12 06 2008

“An Affair to Remember” 1957

Starring: Deborah Kerr, Cary Grant

Damn that “Sleepless In Seattle.” “An Affair to Remember” happens to be one of those remarkable classic love stories that I failed to catch as a youngster obsessed with the movies. Thanks to “Sleepless,” a film I did see, several times, I knew the whole plot line, start to finish, of the Grant-Kerr classic via Rita Wilson’s teary recount.

Luckily, “An Affair to Remember” didn’t need a flashy storyline to fall back on. I was too busy looking at the magnificent Cary Grant and the picture-perfect Deborah Kerr to worry about when and if they would fall in love/find each other/make up/live happily ever after together.
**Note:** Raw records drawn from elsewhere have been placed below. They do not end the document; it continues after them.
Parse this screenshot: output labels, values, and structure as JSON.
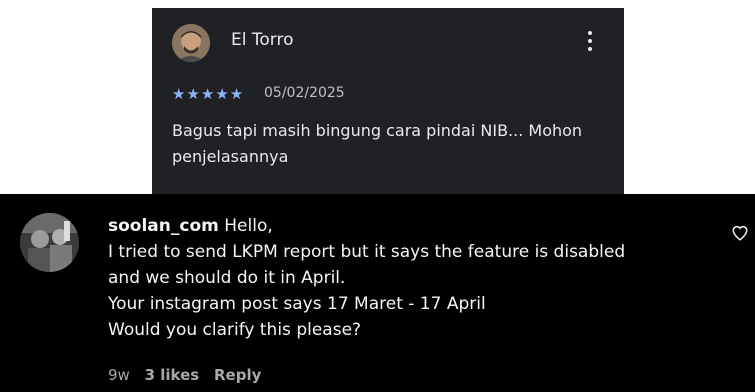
{
  "review": {
    "author": "El Torro",
    "rating_stars": "★★★★★",
    "rating": 5,
    "date": "05/02/2025",
    "text": "Bagus tapi masih bingung cara pindai NIB... Mohon penjelasannya",
    "star_color": "#8ab4f8",
    "background": "#202124"
  },
  "comment": {
    "username": "soolan_com",
    "lines": [
      "Hello,",
      "I tried to send LKPM report but it says the feature is disabled",
      "and we should do it in April.",
      "Your instagram post says 17 Maret - 17 April",
      "Would you clarify this please?"
    ],
    "age": "9w",
    "likes": "3 likes",
    "reply": "Reply",
    "like_icon": "heart-outline-icon",
    "background": "#000000"
  }
}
I’ve met men like Grant’s Nickie Ferrante in my life. None could quite match him in charm and sophistication, but the perpetual bachelor isn’t exactly a new idea. Throughout the film, I kept revisiting my gut suspicion that no man could fall so head-over-commitment-phobic-heels for a woman on account of loveliness alone. After all, he’s on the prowl for a woman with wealth on top of beauty, and he seems to have many more-than-adequate candidates to choose from. Yet we assume that none possess that certain spunk of Terry McKay (Kerr). She’s beautiful, without question. She’s also taken, making it that much more thrilling to observe his charismatic pursuit. We know that they will fall in love (we have, after all, seen a romance film before). Fortunately, that isn’t the point.

They both have their reasons for attempting to avoid one another. Security, they declare. Yet we know that neither one would be forced into a life on the streets if they found themselves suddenly single (and therefore plausibly available to date one another). In fact, it seems that both characters have become so acclimated to the cushy lifestyles provided and promised by their betrothed that they might just be inclined to sacrifice love. Great love.

Not so fast. There are certainly other factors interfering with their plunge into romantic bliss. Social grace, for one. It is curiously refreshing to peek into a time period where it was still important to behave with discretion in front of social acquaintances. So many people today have completely lost all sense of restraint, because spontaneity is considered a much more desirable attribute than courtesy or self-control. Yet the delay in gratification (for the couple onscreen and for the viewer) makes the ultimate fulfillment of desire so much sweeter. You’d think we’d have learned that much by now.